Dalam acara diskusi politik di hotel Ibis, Jakarta Pusat (8/12-19) lalu. Hal ini menjadi serius saat Penulis menyampaikan kepada para narasumber dan audience bahwa 5 tahun belakangan ini banyak orang seolah menderita Paranoid tentang Oligarki Politik (OLPol), seolah haram namun dinikmati. Paranoid OLPol, dibeberapa daerah terjadi OLPol namun kesejahtraan masyarakatnya masuk katagori aman dan nyaman. Juga dibeberapa pemerintah pusat, kementerian hingga partai politik. Semua menikmati, tidak masalah, lalu kenapa harus paranoid?. Penulis menganalogkan kebiasaan ibunda yang suka melarang penulis melalui gang rumah tertentu dengan berbagai alasan, saat dewasa penulis paham bahwa di gang rumah itu ada rumah mantan pacar ayahanda. Semua menikmati, dan semua baik baik saja. Kekhawatiran berlebihan terhadap OLPol itu akan mempersempit akal sehat, apalagi jika dilandasi ‘sentimen politik.
Ketua DPP Partai Golkar Ace Hasan Syadzily mengungkapkan, dirinya tidak menafikan paranoid OLPol itu, bahkan kedepan partainya akan memperioritaskan kader maju pada pemilihan kepala daerah (Pilkada) 2020. “Kami mendorong untuk memperioritaskan kader internal partai dalam Pilkada 2020, dan dijamin tanpa mahar. Jadi kalau kemudian mereka terlilih apa ini juga karena OLPol?,” ucap Ace.
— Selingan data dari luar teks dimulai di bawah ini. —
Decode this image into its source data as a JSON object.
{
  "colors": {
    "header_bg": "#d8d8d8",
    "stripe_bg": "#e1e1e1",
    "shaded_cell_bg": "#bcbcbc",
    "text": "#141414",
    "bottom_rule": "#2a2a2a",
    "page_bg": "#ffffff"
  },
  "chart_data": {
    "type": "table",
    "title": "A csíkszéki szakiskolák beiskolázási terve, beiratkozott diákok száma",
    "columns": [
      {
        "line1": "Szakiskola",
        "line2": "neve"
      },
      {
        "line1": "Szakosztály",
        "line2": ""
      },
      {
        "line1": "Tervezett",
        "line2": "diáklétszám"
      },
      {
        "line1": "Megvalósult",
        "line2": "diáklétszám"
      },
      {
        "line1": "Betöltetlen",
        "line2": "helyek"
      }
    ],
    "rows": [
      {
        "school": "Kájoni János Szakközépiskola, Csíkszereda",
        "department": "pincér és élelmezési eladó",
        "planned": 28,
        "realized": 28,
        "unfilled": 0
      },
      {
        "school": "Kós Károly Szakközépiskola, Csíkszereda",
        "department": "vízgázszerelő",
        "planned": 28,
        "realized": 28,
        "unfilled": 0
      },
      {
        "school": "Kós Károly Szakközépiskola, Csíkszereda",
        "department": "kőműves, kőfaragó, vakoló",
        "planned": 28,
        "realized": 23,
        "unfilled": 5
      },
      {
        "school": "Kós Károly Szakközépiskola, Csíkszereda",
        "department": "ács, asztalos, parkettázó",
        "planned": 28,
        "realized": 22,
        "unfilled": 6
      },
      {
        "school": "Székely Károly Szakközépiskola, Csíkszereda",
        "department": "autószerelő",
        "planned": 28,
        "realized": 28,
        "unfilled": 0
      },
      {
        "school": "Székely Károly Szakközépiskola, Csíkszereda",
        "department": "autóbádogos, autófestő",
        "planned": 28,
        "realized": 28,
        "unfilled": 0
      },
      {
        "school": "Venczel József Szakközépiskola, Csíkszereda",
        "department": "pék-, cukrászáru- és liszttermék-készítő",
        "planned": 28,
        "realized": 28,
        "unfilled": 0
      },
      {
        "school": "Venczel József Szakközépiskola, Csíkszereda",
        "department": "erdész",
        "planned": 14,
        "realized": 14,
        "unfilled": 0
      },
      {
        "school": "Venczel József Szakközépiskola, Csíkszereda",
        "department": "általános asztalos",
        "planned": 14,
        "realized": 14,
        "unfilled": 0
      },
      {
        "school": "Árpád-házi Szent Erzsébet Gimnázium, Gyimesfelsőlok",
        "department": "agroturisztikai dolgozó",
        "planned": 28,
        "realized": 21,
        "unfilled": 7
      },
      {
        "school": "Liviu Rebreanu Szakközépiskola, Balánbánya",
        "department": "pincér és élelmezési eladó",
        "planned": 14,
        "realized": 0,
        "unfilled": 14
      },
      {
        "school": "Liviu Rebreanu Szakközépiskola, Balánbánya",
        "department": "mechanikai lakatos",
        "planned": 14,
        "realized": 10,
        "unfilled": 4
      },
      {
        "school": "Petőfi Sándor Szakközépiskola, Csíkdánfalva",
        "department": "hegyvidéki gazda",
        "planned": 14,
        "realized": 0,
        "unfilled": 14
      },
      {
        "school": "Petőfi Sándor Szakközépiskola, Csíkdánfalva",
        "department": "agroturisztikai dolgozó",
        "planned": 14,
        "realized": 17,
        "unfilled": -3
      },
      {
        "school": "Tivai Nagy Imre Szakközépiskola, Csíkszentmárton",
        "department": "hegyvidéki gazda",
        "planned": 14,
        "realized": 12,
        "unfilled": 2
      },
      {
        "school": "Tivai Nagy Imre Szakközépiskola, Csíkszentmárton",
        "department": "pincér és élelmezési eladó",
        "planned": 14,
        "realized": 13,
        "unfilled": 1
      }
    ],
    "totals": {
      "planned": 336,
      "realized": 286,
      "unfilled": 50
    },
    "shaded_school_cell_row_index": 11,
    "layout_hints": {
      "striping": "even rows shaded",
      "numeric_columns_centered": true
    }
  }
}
Menurut Ace, hal itu dilakukan agar proses rekrutmen kader Golkar berlajan dengan baik. Dengan demikian, kader yang lahir dari proses Pilkada mampu mewarnai Pemilu dimasa yang akan datang, kata Wakil Ketua Komisi VIII DPRRI ini.
Kemudian Ace menambahkan, hasil Musyawarah Nasional (Munas) X Golkar di Jakarta beberapa waktu lalu, menyepakati Airlangga Hartarto menjadi Ketum kembali, ini hasil musyawarah politik dan tanpa mahar dan jauh dari OLPol. (Pprief/Rahma)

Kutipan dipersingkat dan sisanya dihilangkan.